UK trade deficits used to matter at election time - not any more

Harold Wilson and the Beatles.
The Fab Four? Harold Wilson shares a jape with John, Paul and George from the Beatles. The 1970 election trade deficit figures were no laughing matter for Wilson, and may have lost him the election to Edward Heath. Photograph: Hulton-Deutsch Collection/COR

A bad set of trade figures just ahead of the election. For those with long enough memories, news that Britain’s trade deficit almost doubled in February harks back to the 1970 election, when Harold Wilson’s campaign was jarred by a rise in imports caused by the arrival of two new Boeing jumbo jets.

Like David Cameron, Wilson had been going around the country insisting that his long-term economic plan was working. The widening of the trade deficit, though, cast doubt on whether the government’s export drive following the devaluation of the pound in 1967 was actually delivering.

As it happens, the rebalancing of the economy was a lot more successful under Labour in the late 1960s than it has been under the current government since 2010. In 1970, Britain had a small trade deficit in goods worth 0.2% of national income.
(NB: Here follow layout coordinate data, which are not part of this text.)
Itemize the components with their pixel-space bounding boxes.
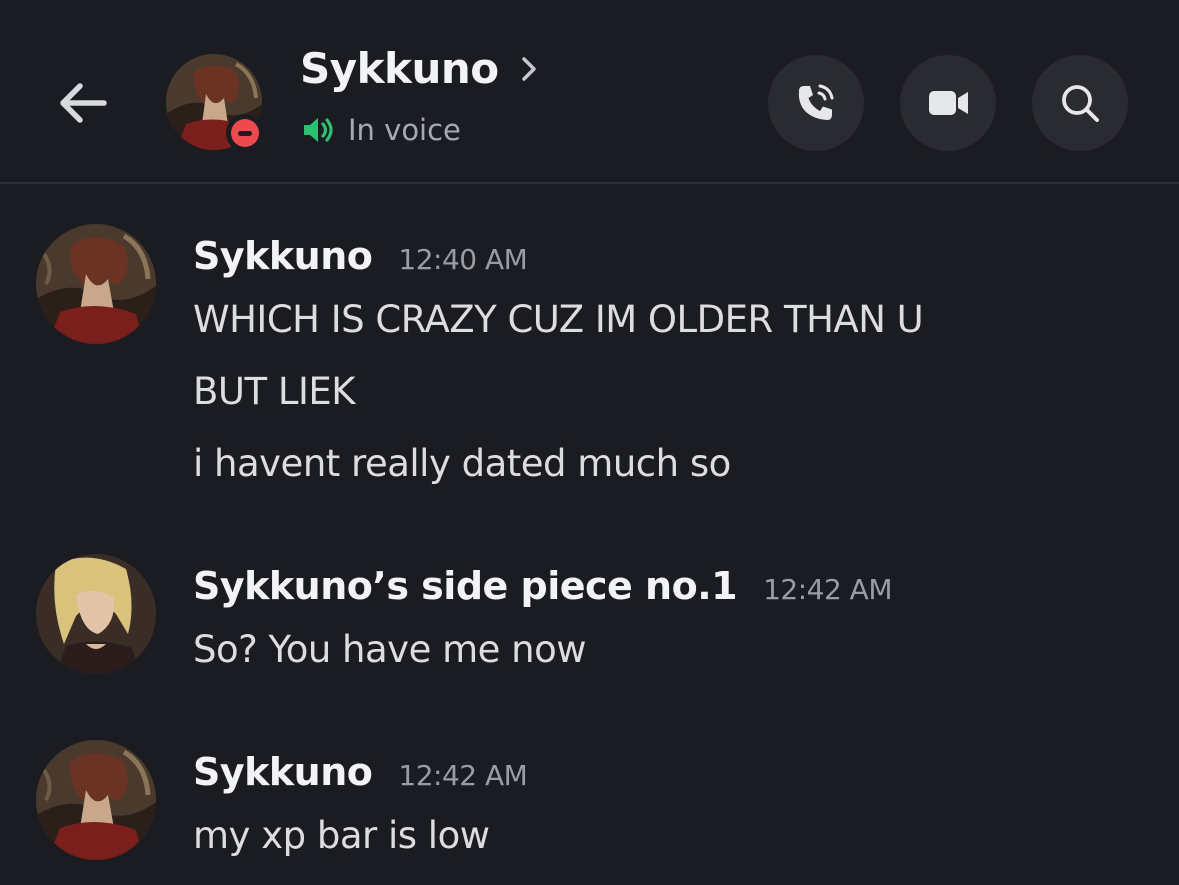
message-timestamp: 12:42 AM [398,759,528,792]
channel-header: Sykkuno In voice [0,0,1179,184]
message-timestamp: 12:42 AM [763,573,892,606]
message-text: WHICH IS CRAZY CUZ IM OLDER THAN U [193,298,924,341]
message-timestamp: 12:40 AM [398,243,528,276]
avatar[interactable] [36,554,156,674]
video-camera-icon [929,91,968,115]
video-call-button[interactable] [900,55,996,151]
message-header: Sykkuno 12:40 AM [193,234,528,278]
message-author[interactable]: Sykkuno [193,750,373,794]
search-button[interactable] [1032,55,1128,151]
avatar[interactable] [36,224,156,344]
message-text: So? You have me now [193,628,587,671]
header-avatar[interactable] [166,54,266,154]
avatar[interactable] [36,740,156,860]
dnd-status-icon [226,114,264,152]
message-text: BUT LIEK [193,370,356,413]
voice-status-text: In voice [348,113,461,147]
message-text: i havent really dated much so [193,442,731,485]
message-author[interactable]: Sykkuno [193,234,373,278]
message-author[interactable]: Sykkuno’s side piece no.1 [193,564,738,608]
channel-title-text: Sykkuno [300,44,499,93]
message-header: Sykkuno’s side piece no.1 12:42 AM [193,564,892,608]
phone-call-icon [798,84,834,120]
back-button[interactable] [52,72,114,134]
message-header: Sykkuno 12:42 AM [193,750,528,794]
chevron-right-icon [521,56,536,81]
speaker-icon [304,118,333,142]
channel-title[interactable]: Sykkuno [300,44,541,93]
search-icon [1062,85,1099,122]
message-text: my xp bar is low [193,814,490,857]
voice-call-button[interactable] [768,55,864,151]
voice-status: In voice [300,112,461,148]
dm-chat-screen: Sykkuno In voice Sykkuno 12:40 AM WHICH … [0,0,1179,885]
arrow-left-icon [60,83,107,123]
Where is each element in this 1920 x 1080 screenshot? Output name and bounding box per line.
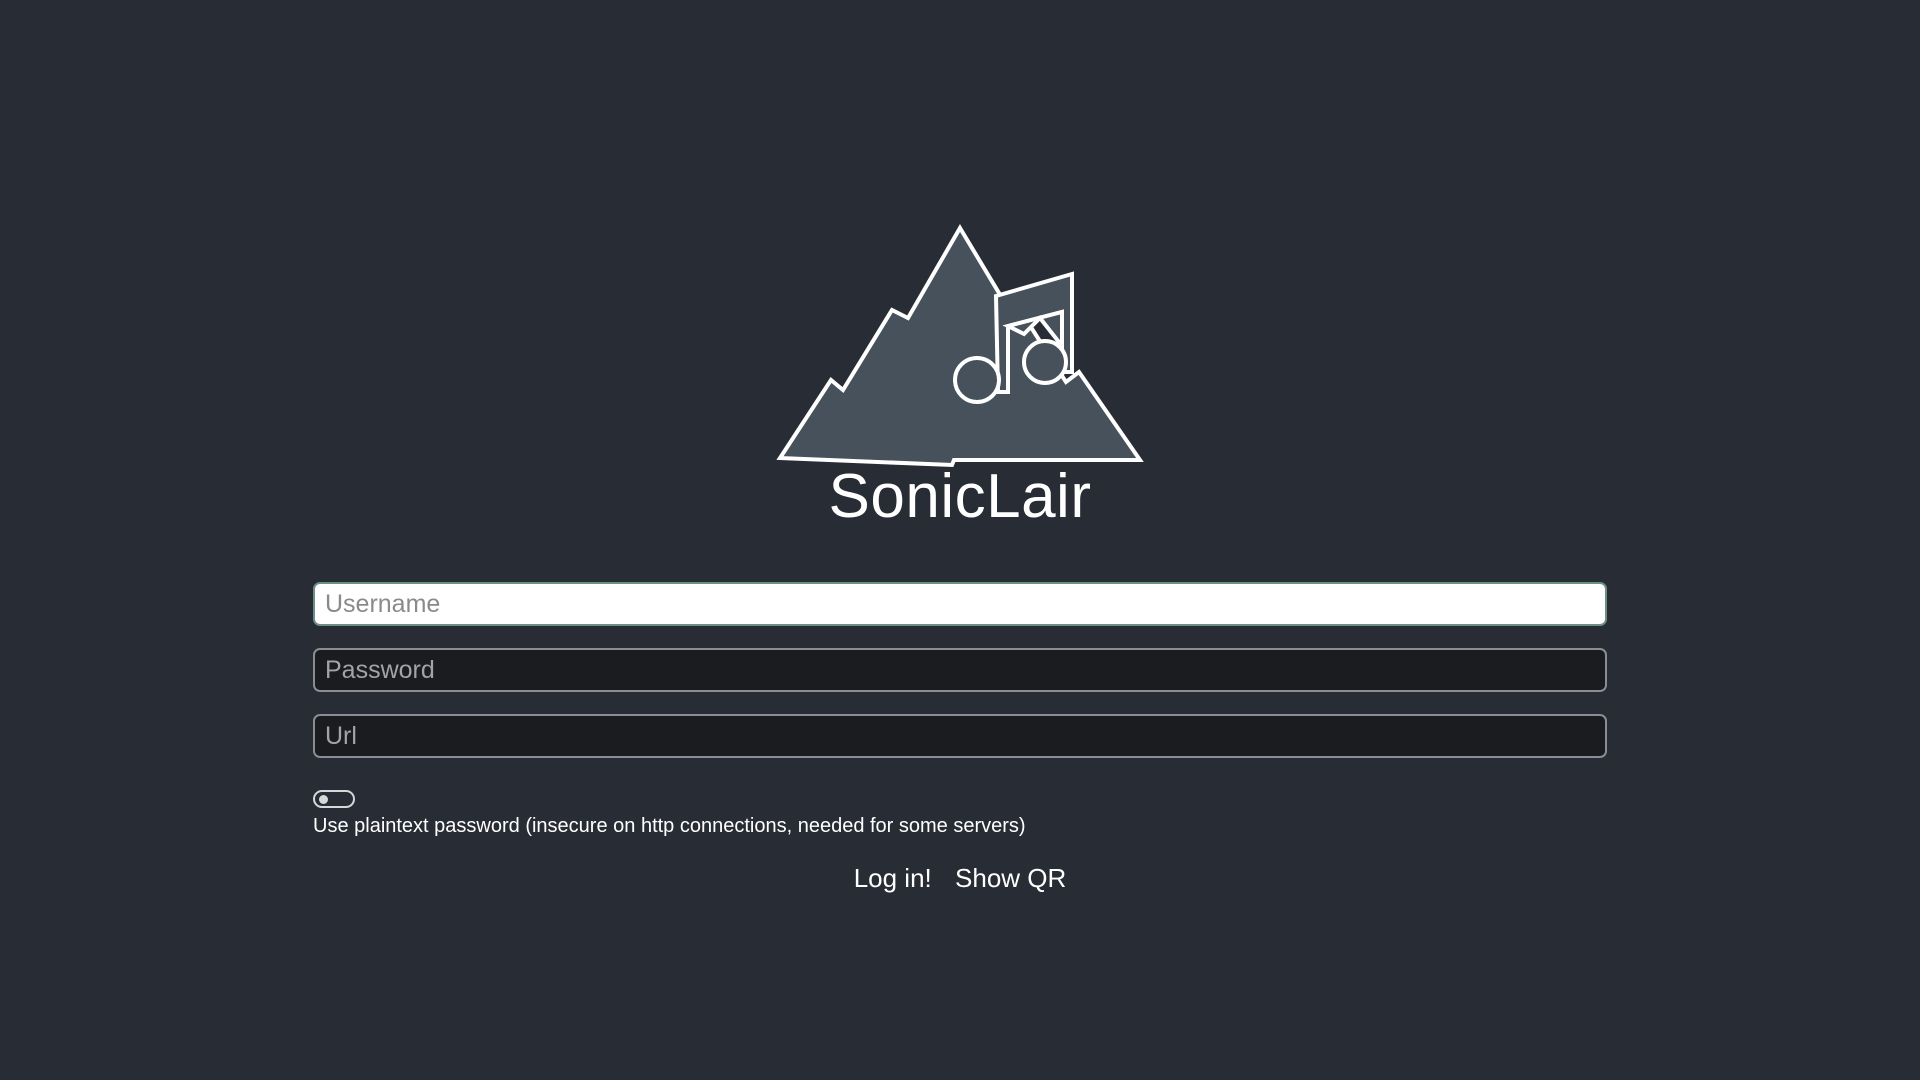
show-qr-button[interactable]: Show QR xyxy=(955,860,1066,896)
action-bar: Log in! Show QR xyxy=(0,860,1920,896)
soniclair-logo xyxy=(776,224,1144,468)
plaintext-password-label: Use plaintext password (insecure on http… xyxy=(313,815,1026,837)
app-title: SonicLair xyxy=(828,462,1092,531)
plaintext-password-toggle[interactable] xyxy=(313,790,355,808)
password-input[interactable] xyxy=(313,648,1607,692)
toggle-knob xyxy=(319,795,328,804)
username-input[interactable] xyxy=(313,582,1607,626)
login-button[interactable]: Log in! xyxy=(854,860,932,896)
login-page: SonicLair Use plaintext password (insecu… xyxy=(0,0,1920,1080)
url-input[interactable] xyxy=(313,714,1607,758)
That became a surplus of 0.7% of GDP once services were included.

In 2010, the year the Conservative-Liberal Democrat coalition arrived in office, the deficit in goods was 6.3% of GDP and there was a deficit of 2.4% of GDP for goods and services combined. By 2014, the deficit in goods was 6.7% of GDP, while the deficit for goods and services combined showed a slight improvement to 1.9% of GDP.

What’s more, the latest figures are far from encouraging. Exports in February were at their lowest in four years, while the deficit with the eurozone in the last three months was the highest since comparable records began in 1998. Neither the strength of the pound nor the softening of demand in the US is helping matters.

Looking back at the historical data, the long-term deterioration in Britain’s trade position is glaringly obvious. It is not just that it has been 32 years since there was a surplus in trade in goods. It is that each economic cycle has started with a bigger trade deficit. The recovery from the recession of the early 1980s began with a surplus on trade in goods and services of 2% of GDP. When the recovery began from the downturn of the 1990s, there was a combined deficit of 0.3% of GDP. When the economy started to pick up from the slump of 2008-09, the deficit was 2.4% of GDP.

Times change. Back in 1970, the trade deficit was front-page news. A chancellor who said his economic plan was working while presiding over a trade deficit worth almost 7% of GDP would have been derided. Today, Britain’s ability to pay its way in the world hardly rates a mention in the election campaign. That’s a pity.